# New Trek Madone owner



## ptrenh (Apr 28, 2005)

I am the new owner of a Trek Madone 5.9 SL and for the most part am very happy with this bike. I got hit by a car that ran a Red light on December 9th while riding my Merlin Extralight that had around 40K miles. Fortunately I was not seriously hurt and the Merlin is not that beat up. So the insurance company paid for a new bike and the Trek seemed the way to go. I wanted Compact Drive but was not sold on the Bontrager cranks so I bought a FSA K Force CD crankset and installed it after about 150 miles. I weighed the bike (60cm) before and after the installation and it was the exact same weight....16.64 lbs.
The Merlin is a more comfortable bike but theTrek does come close, surprisingly these bikes handle very similarly. The big difference that is noticeable is when you get out of the saddle....the Trek feels much more efficient! I am using the saddle off of my Merlin (a WTB which I also have on my MTB) and in order to get my optimum saddle height I am above the Max setting on the Bontrager carbon post. So now I am looking at needing to get a new post. What is curious to me is that in the Trek catalog and in other race photos it seems that the Discovery riders all using Shimano posts and I am curious why they are not using the Bontrager Carbon? Overall I am happy with the new bike, I just wish I had it when I was still a racer!


----------



## wim (Feb 28, 2005)

Carbon posts need to be installed very carefully. A bit below the specified clamp torque, they might slip down into the seat tube. Much above the specified clamp torque, they might break. In a pro race environment, a carbon seat post might have to get installed or tightened hurriedly - out on the road, without the needed time or tools to do the job right.

Aluminum seat posts don't come with such baggage. You can hose down on a lot them without breaking them, and when you're done tightening, you can be sure that they aren't going to slip down. Within the pro race environment, it makes sense sometimes to use the least complicated component if given a choice.

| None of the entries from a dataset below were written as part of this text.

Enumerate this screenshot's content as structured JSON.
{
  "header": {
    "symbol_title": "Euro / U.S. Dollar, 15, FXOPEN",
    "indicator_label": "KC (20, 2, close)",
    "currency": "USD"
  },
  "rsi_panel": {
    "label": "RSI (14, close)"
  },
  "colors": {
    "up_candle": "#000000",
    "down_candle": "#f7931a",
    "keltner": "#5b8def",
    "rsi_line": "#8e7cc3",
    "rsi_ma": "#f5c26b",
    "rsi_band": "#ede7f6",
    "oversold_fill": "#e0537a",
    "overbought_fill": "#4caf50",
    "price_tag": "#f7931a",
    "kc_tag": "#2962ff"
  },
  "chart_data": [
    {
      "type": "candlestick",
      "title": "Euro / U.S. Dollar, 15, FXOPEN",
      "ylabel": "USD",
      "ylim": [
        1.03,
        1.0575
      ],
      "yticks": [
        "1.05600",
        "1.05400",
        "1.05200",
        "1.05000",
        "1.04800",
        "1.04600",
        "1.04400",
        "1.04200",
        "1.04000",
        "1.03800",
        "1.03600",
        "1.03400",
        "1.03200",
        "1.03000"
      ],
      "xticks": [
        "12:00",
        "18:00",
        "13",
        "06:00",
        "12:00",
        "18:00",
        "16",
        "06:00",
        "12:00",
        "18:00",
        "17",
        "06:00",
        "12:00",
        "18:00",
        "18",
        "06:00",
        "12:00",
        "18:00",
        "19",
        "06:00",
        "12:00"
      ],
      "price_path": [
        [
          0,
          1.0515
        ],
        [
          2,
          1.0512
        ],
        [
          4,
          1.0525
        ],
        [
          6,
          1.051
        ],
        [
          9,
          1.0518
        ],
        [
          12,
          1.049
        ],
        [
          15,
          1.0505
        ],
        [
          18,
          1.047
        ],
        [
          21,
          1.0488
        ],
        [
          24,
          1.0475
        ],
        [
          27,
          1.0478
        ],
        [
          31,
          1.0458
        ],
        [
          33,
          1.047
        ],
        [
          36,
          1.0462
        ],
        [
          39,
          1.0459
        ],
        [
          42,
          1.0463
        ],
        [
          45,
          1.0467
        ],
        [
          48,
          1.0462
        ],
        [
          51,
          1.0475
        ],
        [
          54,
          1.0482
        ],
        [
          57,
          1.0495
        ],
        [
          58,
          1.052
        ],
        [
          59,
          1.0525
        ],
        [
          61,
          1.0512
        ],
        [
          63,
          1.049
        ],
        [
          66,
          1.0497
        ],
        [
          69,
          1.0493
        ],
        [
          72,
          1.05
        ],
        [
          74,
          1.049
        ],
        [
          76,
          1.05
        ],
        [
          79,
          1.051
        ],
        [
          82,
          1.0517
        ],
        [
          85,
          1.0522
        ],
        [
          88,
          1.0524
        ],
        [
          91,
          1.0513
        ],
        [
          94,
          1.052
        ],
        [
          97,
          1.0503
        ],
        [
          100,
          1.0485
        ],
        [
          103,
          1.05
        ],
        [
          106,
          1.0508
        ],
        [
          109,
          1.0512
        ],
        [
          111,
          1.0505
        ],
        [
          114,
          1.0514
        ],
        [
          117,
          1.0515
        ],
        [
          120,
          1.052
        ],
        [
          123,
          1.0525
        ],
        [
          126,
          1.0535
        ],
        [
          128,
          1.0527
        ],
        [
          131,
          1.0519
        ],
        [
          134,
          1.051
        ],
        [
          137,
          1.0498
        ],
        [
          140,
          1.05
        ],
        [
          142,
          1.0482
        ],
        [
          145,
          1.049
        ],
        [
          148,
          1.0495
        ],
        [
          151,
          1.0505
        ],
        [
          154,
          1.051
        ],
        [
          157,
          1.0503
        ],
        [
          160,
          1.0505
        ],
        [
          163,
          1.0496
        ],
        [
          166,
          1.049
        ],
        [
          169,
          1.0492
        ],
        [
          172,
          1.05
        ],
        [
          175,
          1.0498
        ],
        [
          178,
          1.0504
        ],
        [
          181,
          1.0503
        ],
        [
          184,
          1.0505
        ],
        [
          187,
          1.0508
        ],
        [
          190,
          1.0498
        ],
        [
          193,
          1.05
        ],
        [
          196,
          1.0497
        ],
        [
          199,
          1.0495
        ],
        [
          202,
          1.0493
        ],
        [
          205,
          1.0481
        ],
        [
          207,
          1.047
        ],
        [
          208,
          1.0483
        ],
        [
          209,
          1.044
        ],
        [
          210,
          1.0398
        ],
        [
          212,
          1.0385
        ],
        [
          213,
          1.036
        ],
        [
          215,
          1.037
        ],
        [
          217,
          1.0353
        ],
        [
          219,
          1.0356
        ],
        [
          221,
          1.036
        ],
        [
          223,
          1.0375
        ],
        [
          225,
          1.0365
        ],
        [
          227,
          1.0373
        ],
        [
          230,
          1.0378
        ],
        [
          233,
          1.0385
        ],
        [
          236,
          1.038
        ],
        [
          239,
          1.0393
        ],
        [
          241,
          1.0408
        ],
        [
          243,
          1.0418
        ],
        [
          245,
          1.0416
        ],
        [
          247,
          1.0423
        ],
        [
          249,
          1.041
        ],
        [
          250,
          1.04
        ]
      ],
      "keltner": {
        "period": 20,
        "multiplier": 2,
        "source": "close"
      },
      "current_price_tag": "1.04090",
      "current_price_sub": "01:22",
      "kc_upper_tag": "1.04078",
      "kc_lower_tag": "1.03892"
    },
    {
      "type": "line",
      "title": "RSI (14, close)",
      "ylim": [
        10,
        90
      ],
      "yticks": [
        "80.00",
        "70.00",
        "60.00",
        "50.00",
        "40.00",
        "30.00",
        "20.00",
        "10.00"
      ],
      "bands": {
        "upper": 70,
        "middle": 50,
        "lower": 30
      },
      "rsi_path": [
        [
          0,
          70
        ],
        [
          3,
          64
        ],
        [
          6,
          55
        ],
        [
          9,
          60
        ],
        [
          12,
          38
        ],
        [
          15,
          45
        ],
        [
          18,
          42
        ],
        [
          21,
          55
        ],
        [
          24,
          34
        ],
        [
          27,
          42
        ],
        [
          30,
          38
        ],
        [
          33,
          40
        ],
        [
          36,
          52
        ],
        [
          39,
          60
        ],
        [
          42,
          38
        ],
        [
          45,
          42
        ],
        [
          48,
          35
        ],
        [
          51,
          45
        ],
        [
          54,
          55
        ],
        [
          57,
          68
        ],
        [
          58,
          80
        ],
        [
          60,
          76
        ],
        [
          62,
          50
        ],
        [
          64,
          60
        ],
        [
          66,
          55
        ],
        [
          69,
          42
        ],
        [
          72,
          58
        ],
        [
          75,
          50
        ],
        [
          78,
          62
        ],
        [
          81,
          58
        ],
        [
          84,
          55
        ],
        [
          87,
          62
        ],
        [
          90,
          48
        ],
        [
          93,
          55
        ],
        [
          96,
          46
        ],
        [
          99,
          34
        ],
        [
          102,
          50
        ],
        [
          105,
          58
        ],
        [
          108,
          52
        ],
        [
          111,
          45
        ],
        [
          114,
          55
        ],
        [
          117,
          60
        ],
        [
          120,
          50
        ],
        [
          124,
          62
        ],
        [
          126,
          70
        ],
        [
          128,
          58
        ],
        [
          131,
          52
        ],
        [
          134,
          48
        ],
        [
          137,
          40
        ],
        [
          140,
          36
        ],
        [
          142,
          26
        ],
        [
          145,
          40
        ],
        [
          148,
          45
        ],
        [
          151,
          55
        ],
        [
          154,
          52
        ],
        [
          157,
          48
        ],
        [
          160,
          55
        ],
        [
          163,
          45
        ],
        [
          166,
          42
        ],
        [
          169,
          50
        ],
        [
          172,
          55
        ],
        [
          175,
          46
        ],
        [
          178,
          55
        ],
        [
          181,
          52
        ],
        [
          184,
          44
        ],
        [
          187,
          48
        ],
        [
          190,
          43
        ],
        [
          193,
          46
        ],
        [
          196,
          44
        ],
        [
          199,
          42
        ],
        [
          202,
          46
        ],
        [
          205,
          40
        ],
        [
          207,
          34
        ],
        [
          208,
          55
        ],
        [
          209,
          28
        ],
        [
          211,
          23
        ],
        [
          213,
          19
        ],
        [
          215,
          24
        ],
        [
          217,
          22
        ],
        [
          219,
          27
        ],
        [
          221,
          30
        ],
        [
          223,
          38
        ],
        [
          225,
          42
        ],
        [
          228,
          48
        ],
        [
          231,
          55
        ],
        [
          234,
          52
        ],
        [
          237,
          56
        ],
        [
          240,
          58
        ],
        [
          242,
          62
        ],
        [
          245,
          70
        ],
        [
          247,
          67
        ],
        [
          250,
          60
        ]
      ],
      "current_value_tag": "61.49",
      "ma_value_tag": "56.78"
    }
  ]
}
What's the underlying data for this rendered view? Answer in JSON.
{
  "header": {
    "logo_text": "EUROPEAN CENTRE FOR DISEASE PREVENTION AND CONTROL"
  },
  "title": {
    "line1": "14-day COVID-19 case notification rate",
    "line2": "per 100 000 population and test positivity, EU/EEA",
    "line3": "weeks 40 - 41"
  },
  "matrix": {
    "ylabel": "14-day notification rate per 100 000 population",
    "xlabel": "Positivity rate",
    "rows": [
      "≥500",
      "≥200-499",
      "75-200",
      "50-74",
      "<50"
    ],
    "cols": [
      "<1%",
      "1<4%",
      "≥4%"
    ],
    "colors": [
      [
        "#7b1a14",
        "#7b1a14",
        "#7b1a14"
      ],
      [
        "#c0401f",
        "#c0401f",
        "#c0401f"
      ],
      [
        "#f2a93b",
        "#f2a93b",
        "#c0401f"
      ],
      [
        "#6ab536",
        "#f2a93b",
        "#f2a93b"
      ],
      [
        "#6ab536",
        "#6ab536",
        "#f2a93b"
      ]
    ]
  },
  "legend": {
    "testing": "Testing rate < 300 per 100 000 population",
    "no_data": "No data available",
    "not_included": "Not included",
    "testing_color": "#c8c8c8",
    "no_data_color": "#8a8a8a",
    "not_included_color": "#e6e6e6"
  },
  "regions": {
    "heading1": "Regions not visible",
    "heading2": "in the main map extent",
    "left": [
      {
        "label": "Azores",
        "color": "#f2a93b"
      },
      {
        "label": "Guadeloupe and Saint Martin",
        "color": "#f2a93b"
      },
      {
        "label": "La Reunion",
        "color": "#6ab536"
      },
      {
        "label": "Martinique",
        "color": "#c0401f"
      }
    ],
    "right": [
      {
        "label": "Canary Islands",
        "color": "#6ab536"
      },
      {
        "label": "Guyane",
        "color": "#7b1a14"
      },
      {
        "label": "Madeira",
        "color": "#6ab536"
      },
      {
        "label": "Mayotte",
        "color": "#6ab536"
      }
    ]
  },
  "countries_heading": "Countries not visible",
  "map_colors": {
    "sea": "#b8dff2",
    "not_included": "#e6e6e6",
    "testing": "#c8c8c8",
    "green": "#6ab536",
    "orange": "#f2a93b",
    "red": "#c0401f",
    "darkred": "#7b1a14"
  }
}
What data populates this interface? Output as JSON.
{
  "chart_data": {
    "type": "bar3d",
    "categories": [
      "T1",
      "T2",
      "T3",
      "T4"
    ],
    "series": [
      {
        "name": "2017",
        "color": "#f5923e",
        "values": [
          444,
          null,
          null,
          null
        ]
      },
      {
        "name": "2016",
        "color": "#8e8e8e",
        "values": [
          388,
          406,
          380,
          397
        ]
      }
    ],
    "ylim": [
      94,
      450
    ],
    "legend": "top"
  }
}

As far as weight is concerned, the difference is slight: A 250 mm long Bontrager Race XXX Lite carbon post weighs 175 gram. A 270 mm long Shimano Dura-Ace aluminum seat post (the post on most Discovery bikes) weighs 195 gram. With the Dura-Ace post then, you get a 20mm longer post that doesn't slip, can be tightened down hard without a torque wrench, and can be clamped if need be. Good choice for a measly 20 gram more, in my opinion.


----------